Sometimes the Mines & Mineral Rights in respect of Property or land are excepted and/or reserved to a third party. This will be noted within the Land Registry register of title, under the Property Register section. If this is the case the Property Register will usually state that Mines and Mineral Rights are excluded from the title. In short, this means that when the property was transferred in the past a previous owner had reserved their right to the minerals which lie under the land and this gives them the ability to exercise their right and extract minerals after they have disposed of the actual property.
In some cases, there is a caution against first registration for the minerals on the property, or even a completely separate freehold title to them. This is found less frequently. However, where it does arise, it tends to show that there is a significant interest in the land and rights to extract the minerals could be exercised at any time.
One last issue which comes with the exclusion of mines and minerals on the title is the potential trespass risk. This is particularly an issue for property developers, as when foundations are being dug, there may be deliberate or accidental encroachment into the minerals, which are not within the title. This would be classed as trespass.
In what circumstances is cover required?
Where there is a proposed development of a property, there are a number of material issues that can arise.

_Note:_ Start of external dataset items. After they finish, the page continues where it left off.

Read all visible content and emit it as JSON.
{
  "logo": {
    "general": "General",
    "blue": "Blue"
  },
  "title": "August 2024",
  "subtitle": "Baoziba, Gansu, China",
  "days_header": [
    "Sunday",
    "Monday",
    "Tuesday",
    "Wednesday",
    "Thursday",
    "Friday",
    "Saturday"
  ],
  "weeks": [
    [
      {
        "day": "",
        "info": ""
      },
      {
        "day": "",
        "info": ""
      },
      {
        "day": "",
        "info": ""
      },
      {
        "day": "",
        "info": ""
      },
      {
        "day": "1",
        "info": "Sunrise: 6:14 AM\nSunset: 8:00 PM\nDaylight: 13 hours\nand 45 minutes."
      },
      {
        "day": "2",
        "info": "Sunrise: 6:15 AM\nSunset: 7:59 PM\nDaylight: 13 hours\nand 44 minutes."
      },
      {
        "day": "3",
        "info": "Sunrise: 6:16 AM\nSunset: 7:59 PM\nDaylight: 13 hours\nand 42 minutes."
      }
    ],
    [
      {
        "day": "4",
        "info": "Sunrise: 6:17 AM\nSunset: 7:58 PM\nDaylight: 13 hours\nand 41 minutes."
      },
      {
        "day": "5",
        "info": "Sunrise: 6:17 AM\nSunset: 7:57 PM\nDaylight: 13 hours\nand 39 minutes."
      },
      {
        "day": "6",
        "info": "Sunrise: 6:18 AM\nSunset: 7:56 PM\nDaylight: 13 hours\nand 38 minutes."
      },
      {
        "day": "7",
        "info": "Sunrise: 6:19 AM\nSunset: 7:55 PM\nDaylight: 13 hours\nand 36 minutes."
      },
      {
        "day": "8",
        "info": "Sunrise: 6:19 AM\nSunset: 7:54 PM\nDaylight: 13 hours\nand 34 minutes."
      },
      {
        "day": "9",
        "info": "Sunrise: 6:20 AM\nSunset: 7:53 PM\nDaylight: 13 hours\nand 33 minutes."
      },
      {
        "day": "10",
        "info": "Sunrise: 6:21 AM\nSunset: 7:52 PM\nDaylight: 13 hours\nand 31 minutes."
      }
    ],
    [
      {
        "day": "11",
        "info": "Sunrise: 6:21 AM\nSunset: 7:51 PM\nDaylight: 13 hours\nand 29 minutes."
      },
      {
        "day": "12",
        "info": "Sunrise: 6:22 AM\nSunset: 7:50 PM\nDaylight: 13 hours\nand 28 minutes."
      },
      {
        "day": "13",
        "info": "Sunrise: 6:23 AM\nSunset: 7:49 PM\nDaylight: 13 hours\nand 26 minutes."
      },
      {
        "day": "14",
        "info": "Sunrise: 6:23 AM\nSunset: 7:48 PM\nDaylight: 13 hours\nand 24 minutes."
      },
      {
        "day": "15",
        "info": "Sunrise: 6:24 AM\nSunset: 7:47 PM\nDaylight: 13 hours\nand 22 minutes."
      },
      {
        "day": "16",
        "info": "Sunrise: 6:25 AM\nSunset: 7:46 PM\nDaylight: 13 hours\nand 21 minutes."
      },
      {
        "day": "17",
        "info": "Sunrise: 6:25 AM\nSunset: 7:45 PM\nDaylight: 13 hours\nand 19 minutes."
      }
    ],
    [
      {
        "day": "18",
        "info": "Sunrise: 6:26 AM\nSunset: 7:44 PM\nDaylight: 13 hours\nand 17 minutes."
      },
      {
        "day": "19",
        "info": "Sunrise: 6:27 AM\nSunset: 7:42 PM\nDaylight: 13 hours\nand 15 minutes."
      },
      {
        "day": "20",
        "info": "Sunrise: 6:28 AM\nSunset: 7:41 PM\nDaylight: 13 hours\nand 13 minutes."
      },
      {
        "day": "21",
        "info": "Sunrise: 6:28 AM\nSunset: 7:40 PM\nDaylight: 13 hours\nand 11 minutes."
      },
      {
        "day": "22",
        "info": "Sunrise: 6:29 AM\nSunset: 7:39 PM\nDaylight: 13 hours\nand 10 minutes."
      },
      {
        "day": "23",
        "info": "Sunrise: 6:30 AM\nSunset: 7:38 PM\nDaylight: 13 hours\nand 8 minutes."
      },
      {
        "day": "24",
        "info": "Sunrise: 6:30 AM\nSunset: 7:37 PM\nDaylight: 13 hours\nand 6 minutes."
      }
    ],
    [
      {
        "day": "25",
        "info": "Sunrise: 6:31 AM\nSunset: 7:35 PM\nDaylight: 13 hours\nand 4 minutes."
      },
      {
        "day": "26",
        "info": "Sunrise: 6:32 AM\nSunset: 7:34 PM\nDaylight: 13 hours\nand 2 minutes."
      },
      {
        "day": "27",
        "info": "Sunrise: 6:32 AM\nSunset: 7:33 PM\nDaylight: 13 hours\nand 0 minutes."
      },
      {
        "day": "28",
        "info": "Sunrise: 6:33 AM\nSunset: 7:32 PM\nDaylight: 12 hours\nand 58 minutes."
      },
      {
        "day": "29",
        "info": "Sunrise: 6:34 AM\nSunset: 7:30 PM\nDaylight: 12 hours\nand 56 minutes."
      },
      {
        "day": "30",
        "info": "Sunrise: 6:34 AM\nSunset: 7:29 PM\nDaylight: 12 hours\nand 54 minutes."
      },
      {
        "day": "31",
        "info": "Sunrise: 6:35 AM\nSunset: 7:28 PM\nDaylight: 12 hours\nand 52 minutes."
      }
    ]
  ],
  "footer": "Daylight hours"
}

There is the concern that as the Mines and Minerals are owned by a third party, they could attempt to prevent the development, exercise their rights to extract the mines and minerals, or even claim that your development has trespassed on their Mines and Minerals rights and seek substantial compensation.
Mines and Minerals insurance policies can protect you/your client should any of the above issues cause a financial loss before, during or after the development.
Risk covered: Includes payment of damages and compensation, loss of market value and other costs and expenses.